The People Under the Stairs (1991)
This movie is for all the naughty people who think burglarising somebody's house is fun. When you get through the movie, we are sure that fun will easily change into demented, horrific images playing around in your mind. The movie also features the efficient use of a "gimp suit" from "Pulp Fiction". When you are done with the movie, we are sure you won't ask the question of what she's been "feeding that thing between the walls again." Wes Craven, you genius!

The Grudge (2004)
There's a thing going on with the Japanese whenever they plan on making a horror movie. Every movie is more than perfect, apart from a hard lesson to all the budding horror directors out there in Hollywood as to how a horror movie is actually meant to be made. "The Grudge", needless to say, was something out of the ordinary for most of us. And that slow grumbling voice of the entities made the situation only worse.
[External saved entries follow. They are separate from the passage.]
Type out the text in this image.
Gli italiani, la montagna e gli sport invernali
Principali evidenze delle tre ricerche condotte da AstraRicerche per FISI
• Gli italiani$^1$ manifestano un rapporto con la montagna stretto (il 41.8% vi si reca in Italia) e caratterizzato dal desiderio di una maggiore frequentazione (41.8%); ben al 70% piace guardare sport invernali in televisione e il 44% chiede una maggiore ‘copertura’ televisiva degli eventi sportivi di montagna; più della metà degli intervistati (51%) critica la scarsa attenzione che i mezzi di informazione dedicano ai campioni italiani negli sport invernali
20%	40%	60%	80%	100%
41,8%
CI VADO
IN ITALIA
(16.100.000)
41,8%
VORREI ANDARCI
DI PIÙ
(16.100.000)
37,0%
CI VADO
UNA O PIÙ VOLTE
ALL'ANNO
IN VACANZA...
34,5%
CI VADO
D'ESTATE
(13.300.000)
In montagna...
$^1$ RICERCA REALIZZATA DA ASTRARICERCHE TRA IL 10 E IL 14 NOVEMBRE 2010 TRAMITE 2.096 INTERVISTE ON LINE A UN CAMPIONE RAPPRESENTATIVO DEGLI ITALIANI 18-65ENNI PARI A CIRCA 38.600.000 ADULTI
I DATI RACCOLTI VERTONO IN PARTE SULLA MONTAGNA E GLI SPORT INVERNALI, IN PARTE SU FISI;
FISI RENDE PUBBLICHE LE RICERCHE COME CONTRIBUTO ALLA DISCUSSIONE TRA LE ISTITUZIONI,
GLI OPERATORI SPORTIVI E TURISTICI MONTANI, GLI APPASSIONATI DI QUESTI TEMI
As far as the American version of it is concerned, features a nurse, played by Buffy star Sarah Michelle Gellar, who witnesses a horrifying ghostly attack while attending a patient with dementia. As the movie unfolds, you will know as to why these ghosts hold such an unending grudge against the living. The film is based on a theory that when a person dies in violent circumstances, a curse befalls them that transfers to another living person and then causes their untimely death.

The Omen (1976)
If you have, by now, already taken the entire concept of Friday the 13th and the bad luck surrounding it to your head, you should top it off with "The Omen". The movie is a hard reminder of how you should never secretly adopt someone else's child without meeting the kid's parents first. In case you are anyway creeped out by creepy kids in your neighbourhood, you haven't seen the likes of little Damien. For starters, you will love the decapitation scene. Best of luck, tonight!

The Exorcist (1973)
The Exorcist is one of those movies that we need not remind you about. This is as classic as horror movies usually come, and tells the story of an innocent little girl possessed by an evil demon is something that has been appealing to the audiences since the movie's release in 1973. That being said, you won't easily forget the child's possessed face, her unnatural body positions, and even the famous revolving head scene.

"The Exorcist" is based on the scary novel by William Peter Blatty that has produced a total of five movies. Our personal favourite is the scene where the little girl comes down the stairs in the posture of a spider. Creepy!